そして、生食や漬物として利用されたのが嚆矢。南国では現代
もそのまま利用されている。そんな大木を寒い土地で育てると
味が締まる。日本はチャの育つ北限と思って頂いて差し支え
ない。
 また、南国では平地で育っているはずの茶樹を、高い山へ
持って行き育てると香りが立つ。更に南国の強い陽射しを浴び
て育つよりも、日蔭で遮光された葉は甘みを蓄積する。日光が
足りないと光合成が働かずに枯れてしまう一般の植物とは異な
り、僅かな光を求めて葉の表面を薄く拡げる。
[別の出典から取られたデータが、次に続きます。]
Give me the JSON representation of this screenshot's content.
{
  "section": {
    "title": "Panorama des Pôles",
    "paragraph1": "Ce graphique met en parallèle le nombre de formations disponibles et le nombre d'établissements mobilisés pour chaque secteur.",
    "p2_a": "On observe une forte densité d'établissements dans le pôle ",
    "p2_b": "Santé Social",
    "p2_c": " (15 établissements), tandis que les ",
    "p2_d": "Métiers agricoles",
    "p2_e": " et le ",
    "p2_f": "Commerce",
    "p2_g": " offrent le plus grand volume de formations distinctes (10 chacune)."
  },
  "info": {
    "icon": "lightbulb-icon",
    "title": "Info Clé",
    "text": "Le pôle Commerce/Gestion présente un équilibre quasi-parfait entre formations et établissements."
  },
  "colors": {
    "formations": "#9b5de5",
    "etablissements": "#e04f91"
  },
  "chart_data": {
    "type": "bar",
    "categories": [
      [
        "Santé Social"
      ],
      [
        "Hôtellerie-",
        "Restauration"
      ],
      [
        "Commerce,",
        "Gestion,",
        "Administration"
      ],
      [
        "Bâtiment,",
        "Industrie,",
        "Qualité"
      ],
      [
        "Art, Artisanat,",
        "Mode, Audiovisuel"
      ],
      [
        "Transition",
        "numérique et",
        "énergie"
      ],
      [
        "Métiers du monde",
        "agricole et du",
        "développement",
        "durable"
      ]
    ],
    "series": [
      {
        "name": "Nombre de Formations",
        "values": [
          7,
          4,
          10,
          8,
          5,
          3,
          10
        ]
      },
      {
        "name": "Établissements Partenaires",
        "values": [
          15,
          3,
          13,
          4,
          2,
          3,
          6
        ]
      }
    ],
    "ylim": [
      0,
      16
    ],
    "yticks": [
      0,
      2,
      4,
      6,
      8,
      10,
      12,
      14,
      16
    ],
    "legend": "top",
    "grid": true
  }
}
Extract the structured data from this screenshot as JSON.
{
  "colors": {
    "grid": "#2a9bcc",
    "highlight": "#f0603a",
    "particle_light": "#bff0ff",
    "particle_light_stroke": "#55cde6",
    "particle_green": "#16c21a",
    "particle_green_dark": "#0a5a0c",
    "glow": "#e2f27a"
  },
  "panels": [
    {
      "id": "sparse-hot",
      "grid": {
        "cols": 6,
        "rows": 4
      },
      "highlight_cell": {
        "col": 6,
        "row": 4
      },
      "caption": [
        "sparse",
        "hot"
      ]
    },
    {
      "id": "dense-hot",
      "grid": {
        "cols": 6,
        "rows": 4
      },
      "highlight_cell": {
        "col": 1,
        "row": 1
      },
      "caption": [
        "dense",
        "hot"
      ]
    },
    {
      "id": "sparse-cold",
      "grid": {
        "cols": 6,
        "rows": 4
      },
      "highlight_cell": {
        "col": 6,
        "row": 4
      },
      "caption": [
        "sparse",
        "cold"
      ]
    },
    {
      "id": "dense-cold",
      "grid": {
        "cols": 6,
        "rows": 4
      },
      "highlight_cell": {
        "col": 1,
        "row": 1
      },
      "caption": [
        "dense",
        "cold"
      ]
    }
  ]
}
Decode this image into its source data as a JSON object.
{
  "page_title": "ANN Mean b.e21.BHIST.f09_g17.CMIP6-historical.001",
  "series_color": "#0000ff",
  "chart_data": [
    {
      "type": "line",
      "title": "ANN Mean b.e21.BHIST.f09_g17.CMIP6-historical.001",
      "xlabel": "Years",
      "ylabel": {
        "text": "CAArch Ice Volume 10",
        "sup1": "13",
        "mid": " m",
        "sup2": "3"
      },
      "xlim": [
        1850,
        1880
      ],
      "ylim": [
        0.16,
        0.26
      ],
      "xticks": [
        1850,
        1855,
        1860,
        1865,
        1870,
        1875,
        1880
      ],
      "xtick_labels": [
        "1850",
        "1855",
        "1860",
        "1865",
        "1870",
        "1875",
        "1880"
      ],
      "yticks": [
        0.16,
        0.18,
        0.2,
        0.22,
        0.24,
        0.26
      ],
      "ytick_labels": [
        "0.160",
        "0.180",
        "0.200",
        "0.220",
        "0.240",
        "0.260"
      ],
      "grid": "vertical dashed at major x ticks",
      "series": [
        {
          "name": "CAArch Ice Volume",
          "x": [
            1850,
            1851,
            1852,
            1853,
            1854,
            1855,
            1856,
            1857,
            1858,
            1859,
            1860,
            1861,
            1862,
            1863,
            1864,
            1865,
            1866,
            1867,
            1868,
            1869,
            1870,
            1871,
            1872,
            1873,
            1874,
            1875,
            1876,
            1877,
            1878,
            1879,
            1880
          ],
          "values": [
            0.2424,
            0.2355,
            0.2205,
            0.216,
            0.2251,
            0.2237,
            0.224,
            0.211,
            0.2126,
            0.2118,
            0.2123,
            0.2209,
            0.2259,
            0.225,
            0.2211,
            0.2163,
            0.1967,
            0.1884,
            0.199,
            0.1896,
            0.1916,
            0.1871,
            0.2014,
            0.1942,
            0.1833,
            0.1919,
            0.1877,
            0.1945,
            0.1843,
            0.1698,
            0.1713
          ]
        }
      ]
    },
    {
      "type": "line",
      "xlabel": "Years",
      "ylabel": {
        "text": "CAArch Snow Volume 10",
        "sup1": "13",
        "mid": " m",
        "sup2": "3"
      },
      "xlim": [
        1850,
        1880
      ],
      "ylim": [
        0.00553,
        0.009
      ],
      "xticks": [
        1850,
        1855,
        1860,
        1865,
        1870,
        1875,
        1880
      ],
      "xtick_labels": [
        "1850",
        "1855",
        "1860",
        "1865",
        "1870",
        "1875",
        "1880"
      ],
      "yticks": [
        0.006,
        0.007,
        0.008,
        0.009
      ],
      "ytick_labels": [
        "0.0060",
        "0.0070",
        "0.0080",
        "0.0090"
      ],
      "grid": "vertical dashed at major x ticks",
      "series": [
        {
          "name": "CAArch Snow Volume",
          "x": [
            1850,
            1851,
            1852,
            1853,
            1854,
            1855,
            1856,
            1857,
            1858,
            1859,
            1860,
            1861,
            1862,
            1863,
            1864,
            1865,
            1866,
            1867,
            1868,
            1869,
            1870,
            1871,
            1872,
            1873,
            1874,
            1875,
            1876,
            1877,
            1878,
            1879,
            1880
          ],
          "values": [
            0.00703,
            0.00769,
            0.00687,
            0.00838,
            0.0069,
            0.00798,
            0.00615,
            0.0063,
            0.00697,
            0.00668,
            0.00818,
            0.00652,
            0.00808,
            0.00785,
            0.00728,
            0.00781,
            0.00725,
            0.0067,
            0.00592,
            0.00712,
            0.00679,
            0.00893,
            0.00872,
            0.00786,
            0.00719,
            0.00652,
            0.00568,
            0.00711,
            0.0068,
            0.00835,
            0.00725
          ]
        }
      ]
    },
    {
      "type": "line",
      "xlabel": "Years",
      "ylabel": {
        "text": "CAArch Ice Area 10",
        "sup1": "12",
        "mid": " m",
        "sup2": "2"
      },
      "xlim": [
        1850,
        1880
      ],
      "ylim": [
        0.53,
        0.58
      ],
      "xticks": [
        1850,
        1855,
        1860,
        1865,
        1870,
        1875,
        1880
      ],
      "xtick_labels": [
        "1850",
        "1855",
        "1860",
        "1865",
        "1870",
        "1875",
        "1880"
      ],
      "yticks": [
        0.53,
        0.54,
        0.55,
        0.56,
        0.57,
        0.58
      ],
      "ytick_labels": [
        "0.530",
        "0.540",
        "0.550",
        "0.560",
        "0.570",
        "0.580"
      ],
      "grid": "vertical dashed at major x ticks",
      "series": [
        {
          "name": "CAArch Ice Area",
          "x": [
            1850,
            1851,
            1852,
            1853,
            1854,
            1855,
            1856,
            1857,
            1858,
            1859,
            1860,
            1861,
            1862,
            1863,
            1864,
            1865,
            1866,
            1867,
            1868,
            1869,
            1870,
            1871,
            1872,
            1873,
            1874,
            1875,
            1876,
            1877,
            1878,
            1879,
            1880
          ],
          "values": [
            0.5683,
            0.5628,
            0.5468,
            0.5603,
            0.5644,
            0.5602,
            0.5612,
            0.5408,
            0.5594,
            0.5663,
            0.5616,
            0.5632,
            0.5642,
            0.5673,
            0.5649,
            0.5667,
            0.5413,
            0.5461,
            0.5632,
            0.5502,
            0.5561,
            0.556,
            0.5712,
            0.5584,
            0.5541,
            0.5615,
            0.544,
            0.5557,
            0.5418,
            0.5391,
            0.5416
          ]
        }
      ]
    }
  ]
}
だから、良い茶
は薄い葉がしっかりと撚(よ)れているので、湯を注いでも直ぐ
には拡がらず、何煎も楽しんでいる間に、ゆっくり元の葉の形
に開く。
 茶摘みの時期では茶葉の水分率は80パーセントを超える。
茶摘み体験の有る方は御存知だろうが、葉の柔らかさに驚く。
因みに晩(番)茶の頃は55パーセント程度。
 チャは悲しい遺伝子を持っていて、柿や梨のように養分の
貯蔵庫である大きな果実を作れない。根に芋も作れない。だか
ら“葉”の部分に養分を貯め込む他無い。チャの葉100gで
糖質が1〜3g採れるらしい。それだけ甘いのだ。
 蓋し人間に似ていないか?厳しい条件の下でこそ素晴らしい
味と香りと発する。そして尊い。甘やかされては駄目なのだ。
勿論、枯らすまで追い込んでは元も子もない。真の愛情だ。